I mean, I could not do anything in my job without the network that I’ve built inside of Dell; the network that I’ve built outside of Dell. It’s constant. It’s something that’s living. You’re always doing it, and again, I think that’s something we stress highly and every guest speaker we ever bring into class says, “Network, network, network.”

 Again, it’s not the kind of thing where you go have a glass of wine down at the thing and say, “Oh, so where are you from?” or whatever. It’s this idea again of who’s out there that you either admire, who does something that you’re interested in and you wanna learn more about, who does something inside an organization that you think will be valuable to you, or where you can actually bring value to them, cause hopefully, there’s mutual value. That’s the strongest network, is if it goes both ways.

Then things like ambiguity is a constant; change is a constant. Just be okay with that. You don’t have to like it, just understand that that’s the reality of certainly our space. I was looking at this thing here. Somebody did a research project that high and very high levels of complexity, [laughter] increased by–or 79 percent.
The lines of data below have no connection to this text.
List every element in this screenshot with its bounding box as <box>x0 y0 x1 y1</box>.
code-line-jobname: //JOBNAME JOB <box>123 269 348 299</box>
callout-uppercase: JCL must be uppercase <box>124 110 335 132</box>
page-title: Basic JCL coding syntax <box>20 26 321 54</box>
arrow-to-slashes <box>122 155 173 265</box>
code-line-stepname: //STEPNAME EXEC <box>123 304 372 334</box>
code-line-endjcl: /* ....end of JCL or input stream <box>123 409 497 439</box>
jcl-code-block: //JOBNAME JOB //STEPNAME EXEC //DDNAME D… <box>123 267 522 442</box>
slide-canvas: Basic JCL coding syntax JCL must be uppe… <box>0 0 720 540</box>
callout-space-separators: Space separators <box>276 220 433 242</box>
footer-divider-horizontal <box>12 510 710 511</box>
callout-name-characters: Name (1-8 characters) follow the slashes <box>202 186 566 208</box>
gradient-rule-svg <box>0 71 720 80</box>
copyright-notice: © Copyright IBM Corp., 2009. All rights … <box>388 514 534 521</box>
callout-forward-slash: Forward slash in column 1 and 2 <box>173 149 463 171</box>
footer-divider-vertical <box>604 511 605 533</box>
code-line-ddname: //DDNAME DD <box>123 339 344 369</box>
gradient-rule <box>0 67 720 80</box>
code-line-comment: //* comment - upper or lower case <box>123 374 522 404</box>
People are saying those are going to increase.

Complexity guides ambiguity, organizational complexity, product complexity, economic complexity, lots of things. Again, it’s there. It’s okay. You can still be successful and effective dealing with ambiguity, cause again, you have to deliver results. You can’t let lack of complete information, you can’t let organization morass, you can’t let lack of resources be a barrier.

You have to find a way, cause if you’re that person who says, “Whatever it is that’s at my disposal, I’m gonna make use of it and deliver against it,” that’s what makes you valuable. That’s what makes you an asset. That’s what gives you both job security, job upward mobility, it gives you frankly network value, because you become that person who knows how to get things done, and people frankly want that.